Last week I gave you another genuine mystery object to have a go at identiftying, from an archaeological dig by Irish Archaeological Consultancy:

As I suspected, quite a few people recognised this specimen. It’s a humerus with the distal articulation (that’s the elbow bit) intact and the proximal articulation (where it meets the shoulder) broken off.

The size and overall shape is similar to a small, robust human humerus, so at first glance it might suggest a primate, like a Chimpanzee or maybe a small Orangutan. However, the olecranonon fossa (the groove at the back of the elbow joint that the olecranon process on the ulna bone of the lower arm/forelimb locks into when the arm/forelimb is straight) is far too deep for it be from an ape.

Baboons, Geladas and Mandrills have a deep fossa, but the overall shape of their articulations is more cuboid than this, so there aren’t really any other primates large enough.

The shape is all wrong for an ungulate and most carnivore humeri have a different articulation shape and some diagnostic features that are lacking here. But, there is one type of carnivore that has a humerus this shape. This was not lost on many of you, both in the comments here and on Twitter.

The general similarity in shape with a primate humerus is due to a functional similarity in the use of the fore limbs. Unlike most carnivores, the animal this came from can stand bipedally and use its arms. Obviously I’m referring to a bear of some kind.

The type of bear is a bit harder to pin down definitively. It’s unlikely to be a Brown Bear, since it’s not really big enough. That also rules out Polar Bear. I think it’s most likely to be from an American Black Bear Ursus americanus Pallas, 1780, since the other species of a similar size have somewhat better developed supracondylar crests (the ridges on the sides that the muscles of the forearm attached to) it could be from, like the Asiatic Black Bear or Sun Bear.

Thanks for all your observations on this – I hope there will be some more exciting archaeological mysteries to come!

6 thoughts on “Friday mystery object #421 answer

  1. Context, context, context! Where did the Irish Archaeological Consultancy dig this up? And what was an American Black Bear doing in that (presumably Irish?) place? Is this, maybe, from a dig at the ruins of the house of some eccentric Anglo-Irish nobleman with a passion for exotic pets?

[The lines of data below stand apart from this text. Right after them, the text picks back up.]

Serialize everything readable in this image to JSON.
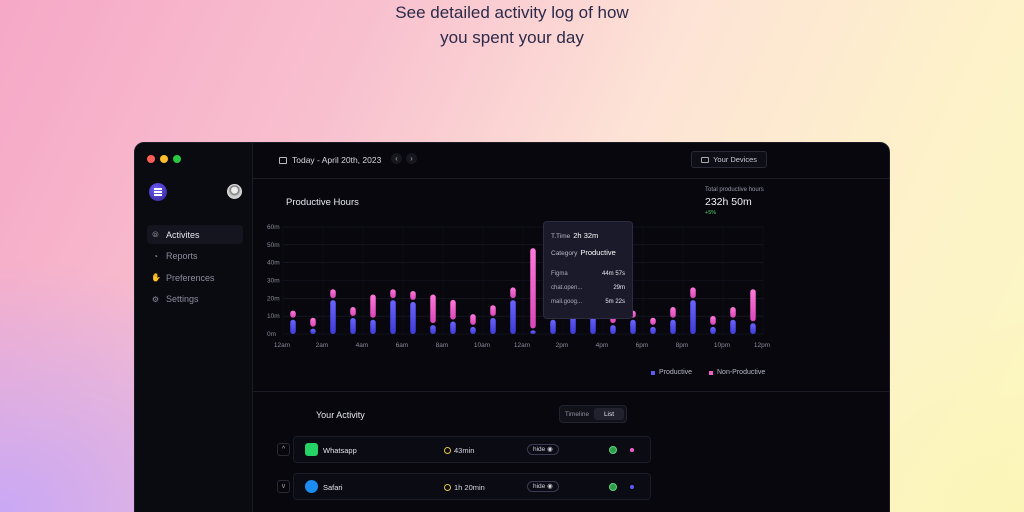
{
  "hero": {
    "line1": "See detailed activity log of how",
    "line2": "you spent your day"
  },
  "window": {
    "traffic_colors": [
      "#ff5f57",
      "#febc2e",
      "#28c840"
    ]
  },
  "sidebar": {
    "items": [
      {
        "label": "Activites",
        "icon": "activity-icon",
        "active": true
      },
      {
        "label": "Reports",
        "icon": "clock-icon",
        "active": false
      },
      {
        "label": "Preferences",
        "icon": "hand-icon",
        "active": false
      },
      {
        "label": "Settings",
        "icon": "gear-icon",
        "active": false
      }
    ]
  },
  "topbar": {
    "date": "Today - April 20th, 2023",
    "prev": "‹",
    "next": "›",
    "devices_label": "Your Devices"
  },
  "summary": {
    "total_label": "Total productive hours",
    "total_value": "232h 50m",
    "change": "+5%"
  },
  "chart_data": {
    "type": "bar",
    "title": "Productive Hours",
    "y_ticks": [
      "0m",
      "10m",
      "20m",
      "30m",
      "40m",
      "50m",
      "60m"
    ],
    "ylim": [
      0,
      60
    ],
    "x_ticks": [
      "12am",
      "2am",
      "4am",
      "6am",
      "8am",
      "10am",
      "12am",
      "2pm",
      "4pm",
      "6pm",
      "8pm",
      "10pm",
      "12pm"
    ],
    "grid": true,
    "legend_position": "bottom-right",
    "colors": {
      "productive": "#5b5cf6",
      "non_productive": "#f060c8"
    },
    "series": [
      {
        "name": "Productive",
        "values": [
          8,
          3,
          19,
          9,
          8,
          19,
          18,
          5,
          7,
          4,
          9,
          19,
          2,
          8,
          12,
          10,
          5,
          8,
          4,
          8,
          19,
          4,
          8,
          6
        ]
      },
      {
        "name": "Non-Productive",
        "values": [
          4,
          5,
          5,
          5,
          13,
          5,
          5,
          16,
          11,
          6,
          6,
          6,
          45,
          16,
          4,
          5,
          8,
          4,
          4,
          6,
          6,
          5,
          6,
          18
        ]
      }
    ],
    "tooltip": {
      "time_label": "T.Time",
      "time_value": "2h 32m",
      "category_label": "Category",
      "category_value": "Productive",
      "apps": [
        {
          "name": "Figma",
          "time": "44m 57s"
        },
        {
          "name": "chat.open...",
          "time": "29m"
        },
        {
          "name": "mail.goog...",
          "time": "5m 22s"
        }
      ]
    }
  },
  "activity": {
    "title": "Your Activity",
    "toggle": {
      "timeline": "Timeline",
      "list": "List"
    },
    "rows": [
      {
        "expander": "^",
        "app": "Whatsapp",
        "icon": "whatsapp-icon",
        "icon_color": "#25d366",
        "time": "43min",
        "hide": "hide ◉",
        "dot_color": "#f060c8"
      },
      {
        "expander": "v",
        "app": "Safari",
        "icon": "safari-icon",
        "icon_color": "#1d8cf0",
        "time": "1h 20min",
        "hide": "hide ◉",
        "dot_color": "#5b5cf6"
      }
    ]
  }
}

  2. Re: ” It’s unlikely to be a Brown Bear, since it’s not really big enough”
    — Is that really so? Brown bear populations differ a great deal in size: European brown bears are much smaller than the U. arctic of the Rocky Mountains or Kodiak Island! I was under the impression that European Brown Bears were closer to the size of American Black Bears. For that matter, male bears tend to be lot bigger than females, don’t they? Would a female European Brown Bear really be bigger than a male Black Bear? (Those are genuine, not just rhetorical, questions: I’m afraid I don’t have any precise idea of what the various size ranges of bears are!)

  3. Quick trawl through the internet didn’t turn up anything very useful about bear size comparisons (I’m a frustrated trawler, not. frustrated troller!). But bear size is VERY variable even within species, and size ranges of Brown and Black Bears overlap.
    From the Wikipedia article on Brown Bears: “The smallest brown bears, females during spring among barren-ground populations, can weigh so little as to roughly match the body mass of males of the smallest living bear species, the sun bear (Helarctos malayanus), while the largest coastal populations attain sizes broadly similar to those of the largest living bear species, the polar bear”. So I would suggest that (assuming that the find was from Ireland and not from North America) maybe you shouldn’t rule out Brown… yet.

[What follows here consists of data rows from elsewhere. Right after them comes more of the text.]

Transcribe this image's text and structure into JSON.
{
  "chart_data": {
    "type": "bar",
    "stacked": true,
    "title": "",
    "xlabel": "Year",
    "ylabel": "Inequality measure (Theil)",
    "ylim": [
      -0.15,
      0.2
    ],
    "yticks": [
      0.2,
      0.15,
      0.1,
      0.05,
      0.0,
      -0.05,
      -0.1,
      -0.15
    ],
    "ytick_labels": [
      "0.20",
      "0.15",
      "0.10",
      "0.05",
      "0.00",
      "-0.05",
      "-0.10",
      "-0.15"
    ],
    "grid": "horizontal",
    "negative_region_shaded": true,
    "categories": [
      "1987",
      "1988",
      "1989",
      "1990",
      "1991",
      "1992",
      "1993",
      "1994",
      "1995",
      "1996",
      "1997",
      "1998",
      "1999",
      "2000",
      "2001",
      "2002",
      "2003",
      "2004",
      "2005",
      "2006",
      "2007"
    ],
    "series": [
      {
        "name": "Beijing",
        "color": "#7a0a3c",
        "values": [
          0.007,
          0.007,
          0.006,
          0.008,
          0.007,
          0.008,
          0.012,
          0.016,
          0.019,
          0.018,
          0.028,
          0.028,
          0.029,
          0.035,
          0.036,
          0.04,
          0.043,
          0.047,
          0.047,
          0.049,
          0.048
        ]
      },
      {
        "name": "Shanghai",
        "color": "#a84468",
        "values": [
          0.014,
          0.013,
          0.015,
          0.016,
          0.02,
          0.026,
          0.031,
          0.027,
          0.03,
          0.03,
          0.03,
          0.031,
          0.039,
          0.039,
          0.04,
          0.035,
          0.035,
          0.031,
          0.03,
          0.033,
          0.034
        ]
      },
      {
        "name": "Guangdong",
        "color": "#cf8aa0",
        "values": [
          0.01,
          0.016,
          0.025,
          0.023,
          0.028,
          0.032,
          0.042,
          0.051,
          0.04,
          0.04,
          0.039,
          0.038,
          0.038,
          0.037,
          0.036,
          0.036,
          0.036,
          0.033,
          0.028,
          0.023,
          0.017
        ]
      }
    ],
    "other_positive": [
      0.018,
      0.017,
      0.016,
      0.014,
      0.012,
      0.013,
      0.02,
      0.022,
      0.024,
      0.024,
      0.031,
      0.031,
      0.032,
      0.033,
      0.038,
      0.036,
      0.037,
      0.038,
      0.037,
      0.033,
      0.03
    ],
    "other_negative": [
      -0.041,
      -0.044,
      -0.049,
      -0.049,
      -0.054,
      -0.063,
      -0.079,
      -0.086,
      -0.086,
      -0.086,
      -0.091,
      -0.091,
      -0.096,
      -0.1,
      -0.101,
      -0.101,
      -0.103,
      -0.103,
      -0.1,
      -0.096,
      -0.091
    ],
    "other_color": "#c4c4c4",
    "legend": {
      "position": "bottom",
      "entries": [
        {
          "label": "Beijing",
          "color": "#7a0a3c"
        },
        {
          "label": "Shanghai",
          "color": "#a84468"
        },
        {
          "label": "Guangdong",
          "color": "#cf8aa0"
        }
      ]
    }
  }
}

    • It’s a very good point – size isn’t necessarily a good indicator and shape is usually better.

      There’s a great bone id resource I stumbed over here: https://boneidentification.com/bones/?_bone_type=humerus

      They have Black and Brown bear humeri and although there are no hard diagnostic features to indicate either way, the relative proportions of the articulation seem closer to Black bear and the mystery specimen is lacking the foramen that is sometimes seen in Brown bears (but not always, hence it not being entirely diagnostic). So I’m sticking with Black bear!

  4. Paolo–
    Thanks for reply. Relative proportions and the absence of something that might have been there had it been a Brown bruin: fair enough– that’s two votes for Black that don’t depend on size.
    For curiosity, where was this found?

    • Ah, if I told you, I’d have to kill you 😉

      It’s still an active dig site, so I’ve been asked to not share the location. I can say that it is in the city of Dublin and it’s probably late 18th to early 19th century.